Walton McCarthy, principal mechanical engineer for Texas-based NORAD Shelter Systems LLC, and a well-known advocate for creating scientific standards for underground bomb shelters, says his company’s small nuclear-rated shelter can be installed using an excavator.
McCarthy says he’s engineered, designed and built more than 1,400 bomb shelters since 1977 under different companies.
His company, formed in 2016, sold 11 units in 2017 on Oahu, Maui and Hawaii island, but no one from Hawaii has purchased one yet this year. The $116,000 price tag for a six-person, fully equipped shelter with nuclear-biological-chemical air filtration may be prohibitive for most.
The sealed steel hull itself does not provide any protection and must be buried 6 to 7 feet underground. “The protection is from the earth and the geometry of the entranceway,” he said.
McCarthy asserts that installing a NORAD shelter would not require a permit since it has its own septic system, water tank and 12-volt power, so it is not connected to water, sewer or power. It also doesn’t require a foundation and is pre-engineered.
As an alternative, American Safe Room’s air-filtration system starts at $1,900.
The system “overpressures the safe room with filtered air so that all the air in the protected space is flowing outward through any potential leak points,” American Safe Room’s online information says. The system is advertised as having a dual-stage pre-filter, a nuclear-grade high-efficiency particulate arrestance filter (known as HEPA) and a gas-absorption filter optimized for nuclear events.
Government shelters
Building bomb and fallout shelters harkens back to the Cold War, even in Hawaii. In the 1960s, a Hilo company sold fallout shelters for $300 down and $1,995, according to a 1967 advertisement featuring “Family SAF-T fallout shelters” posted on the wall near HI-EMA spokesman Richard Rapoza’s desk. .
Manoa resident Jim Nakata, who grew up in the 1950s, recalls watching films at school showing the horrors of an atomic blast.
“For a child, it’s kind of nightmarish,” he said.
His neighbor built a fallout shelter during that time, and he and other neighborhood kids wondered where the key was kept, he said. But Nakata scoffs at the idea of fallout and bomb shelters today, saying nuclear bombs are significantly more powerful than the atomic bomb dropped on Hiroshima.
“No way I would bother with one,” he said. “There’s no practical way. Personally, I’m not worried about it. I can’t worry about it.”

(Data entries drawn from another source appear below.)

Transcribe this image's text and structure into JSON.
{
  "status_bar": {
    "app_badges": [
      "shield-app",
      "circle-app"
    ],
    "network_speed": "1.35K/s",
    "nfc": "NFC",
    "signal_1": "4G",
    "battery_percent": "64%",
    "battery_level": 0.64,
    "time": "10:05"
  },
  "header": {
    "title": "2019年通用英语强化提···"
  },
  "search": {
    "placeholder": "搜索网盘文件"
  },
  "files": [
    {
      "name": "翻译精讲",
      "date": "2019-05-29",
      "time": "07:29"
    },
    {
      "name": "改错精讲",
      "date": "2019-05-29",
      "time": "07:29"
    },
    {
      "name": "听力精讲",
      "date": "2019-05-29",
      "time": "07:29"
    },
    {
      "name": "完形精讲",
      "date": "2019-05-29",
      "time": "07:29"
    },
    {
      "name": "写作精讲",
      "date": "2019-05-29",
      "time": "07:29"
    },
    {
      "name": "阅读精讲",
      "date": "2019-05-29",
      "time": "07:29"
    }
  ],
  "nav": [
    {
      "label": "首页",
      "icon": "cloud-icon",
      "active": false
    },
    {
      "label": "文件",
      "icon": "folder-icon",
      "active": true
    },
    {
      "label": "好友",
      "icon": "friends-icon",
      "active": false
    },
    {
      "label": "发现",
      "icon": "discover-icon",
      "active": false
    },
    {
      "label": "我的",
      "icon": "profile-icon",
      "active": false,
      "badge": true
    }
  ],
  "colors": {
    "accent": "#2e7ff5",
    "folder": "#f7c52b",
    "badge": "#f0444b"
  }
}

Too many things are required, including a “way to scrub the air,” food storage, possibly electrical and plumbing permits, building a shelter large enough for the entire family, having a generator or other backup source of electricity, Nakata said.
Hiu recommends that anyone considering building an underground shelter hire a design professional who could analyze soils, drainage patterns and the presence of groundwater to evaluate the feasibility.
Safe room provisions in Honolulu’s building code address temporary protection during a hurricane. But the building code does not include requirements to protect against nuclear fallout, which would “far exceed any minimum requirements that we could adopt,” Hiu said.
Star-Advertiser reporter William Cole contributed to this report.